Cosa rimarrà invece ai detenuti di questa esperienza?
«Ai detenuti abbiamo regalato uno sguardo più ottimistico sulle nuove generazioni e sugli adolescenti di oggi. Alcuni di loro sono in carcere da diverso tempo, e percepiscono uno spaccato sociale giovanile un po’ tetro. Vedersi arrivare con questa costanza e disponibilità, due volte al mese, questi ragazzi e ragazze minorenni, carichi di così tanta freschezza ed empatia, gli ha regalato una significativa testimonianza di umanità e rinnovata fiducia nella società che c’è fuori. Hanno senz’altro capito che è possibile fidarsi, fare delle amicizie belle anche con le nuove generazioni». Ci sono stati episodi significativi, toccanti in questo percorso? «In più occasioni, in più lezioni, le ragazze del Checchi raccontando dei loro vissuti familiari e affettivi o parlando di ferite esistenziali, non di rado sono scoppiate in lacrime… lacrime belle, liberatorie, di chi ha fatto pace con delle situazioni anche difficili. C’è stata una ragazza che al ritorno dal carcere, in pulmino, mi continuava a dire: “Prof questa cosa che ho detto oggi non la sanno nemmeno i miei genitori e io l’ho raccontata a questi carcerati… non so perché è successo, però sono stata contenta di averglielo raccontato!”».

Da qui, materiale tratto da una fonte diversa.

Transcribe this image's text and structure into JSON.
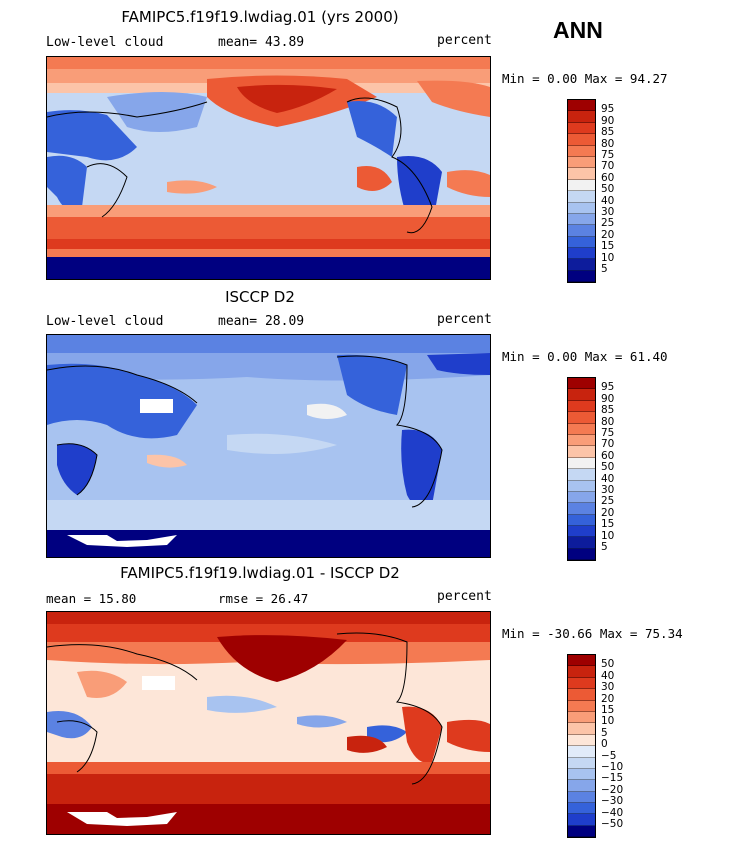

A Roma hai portato con te i ragazzi per la premiazione…
«Si ho voluto condividere con loro questa gioia grande. In tutti i modi volevo che ci fossero anche loro sul palco del Teatro Brancaccio, perché il premio era di squadra, quindi appartiene a tutta la scuola e anche al carcere di Pisa. Purtroppo i detenuti, per ovvi motivi, non abbiamo potuto portarli con noi, ma il premio è anche loro. La mia speranza adesso è che questo riconoscimento possa incoraggiare sempre più progetti come questo. Non è raro infatti incontrare nella scuola un clima di generale sfiducia nei confronti dei cosiddetti progetti. Ma spesso è grazie proprio a questi progetti che la scuola esce da scuola e si riesce a fare lezione anche in ambienti fisicamente diversi dalla classe».